Director of Operations: Gale Munson joined CfJJ in January 2004. she is a graduate of Wellesley College and Harvard Law School. Following a clerkship for the Supreme Judicial Court of Massachusetts, she joined the Boston firm of Palmer & Dodge. After twelve years of practice, focusing primarily in commercial real estate transactions, she resigned from the firm to devote time to family and volunteer projects. Prior to joining CfJJ, she worked for six years for the Henry P. Kendall Foundation in Boston as a grants administrator and program associate. Since 2004, in addition to working at CfJJ, she has worked for The Farm School, an educational farm in Central Massachusetts whose mission is to connect children to the land.

Naoka Carey

Senior Policy Associate: Naoka Carey joined CfJJ in September, 2011. Prior to her work at CfJJ, Naoka worked as the coordinator of the Massachusetts Campaign for the Fair Sentencing of Youth at the Youth Advocacy Department at CPCS. She has worked in private practice as a civil litigator and at a number of organizations serving youth in the juvenile justice and child welfare systems, including the Children's Law Center of Washington, D.C. and the Juvenile Rights Division of the Legal Aid Society in New York.

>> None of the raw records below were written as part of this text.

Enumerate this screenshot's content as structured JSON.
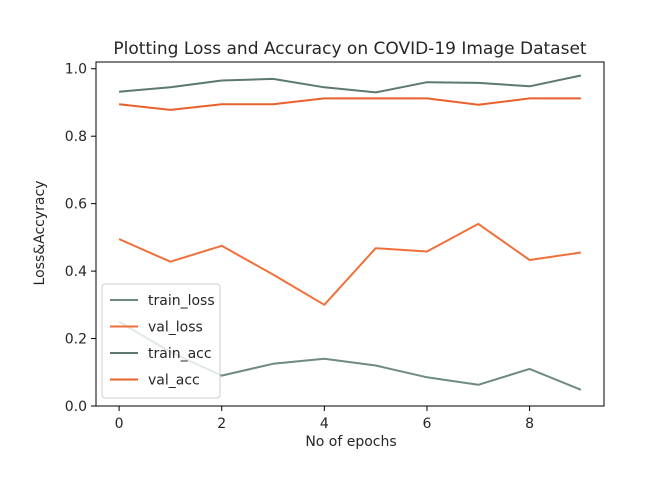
{
  "chart_data": {
    "type": "line",
    "title": "Plotting Loss and Accuracy on COVID-19 Image Dataset",
    "xlabel": "No of epochs",
    "ylabel": "Loss&Accyracy",
    "x": [
      0,
      1,
      2,
      3,
      4,
      5,
      6,
      7,
      8,
      9
    ],
    "xlim": [
      -0.45,
      9.45
    ],
    "ylim": [
      0.0,
      1.02
    ],
    "xticks": [
      "0",
      "2",
      "4",
      "6",
      "8"
    ],
    "xtick_values": [
      0,
      2,
      4,
      6,
      8
    ],
    "yticks": [
      "0.0",
      "0.2",
      "0.4",
      "0.6",
      "0.8",
      "1.0"
    ],
    "ytick_values": [
      0.0,
      0.2,
      0.4,
      0.6,
      0.8,
      1.0
    ],
    "grid": false,
    "legend_position": "lower-left",
    "series": [
      {
        "name": "train_loss",
        "color": "#6e8b7d",
        "values": [
          0.25,
          0.16,
          0.09,
          0.125,
          0.14,
          0.12,
          0.085,
          0.063,
          0.11,
          0.048
        ]
      },
      {
        "name": "val_loss",
        "color": "#f0703a",
        "values": [
          0.495,
          0.428,
          0.475,
          0.39,
          0.3,
          0.468,
          0.458,
          0.54,
          0.433,
          0.455
        ]
      },
      {
        "name": "train_acc",
        "color": "#5b7a6c",
        "values": [
          0.932,
          0.945,
          0.965,
          0.97,
          0.945,
          0.93,
          0.96,
          0.958,
          0.948,
          0.98
        ]
      },
      {
        "name": "val_acc",
        "color": "#e8612c",
        "values": [
          0.895,
          0.878,
          0.895,
          0.895,
          0.912,
          0.912,
          0.912,
          0.893,
          0.912,
          0.912
        ]
      }
    ]
  }
}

She has also worked as a youth organizer and trainer in Seattle and Boston. Naoka is a graduate of Harvard College and New York University School of Law, where she represented youth in the juvenile justice system as part of the Juvenile Rights Clinic. Prior to attending law school, she received a Master's Degree in Education from Harvard, focusing on adolescent risk and prevention.

Hannah Caporello

Program Associate: Hannah Caporello joined CfJJ in January 2012. She recently received her B.A. from New York University, where she studied public health and public policy. A New Hampshire native, she has served as a congressional intern for U.S. Senator Edward Kaufman (D-DE) and as a research intern for the New Hampshire Institute for Health Policy and Practice.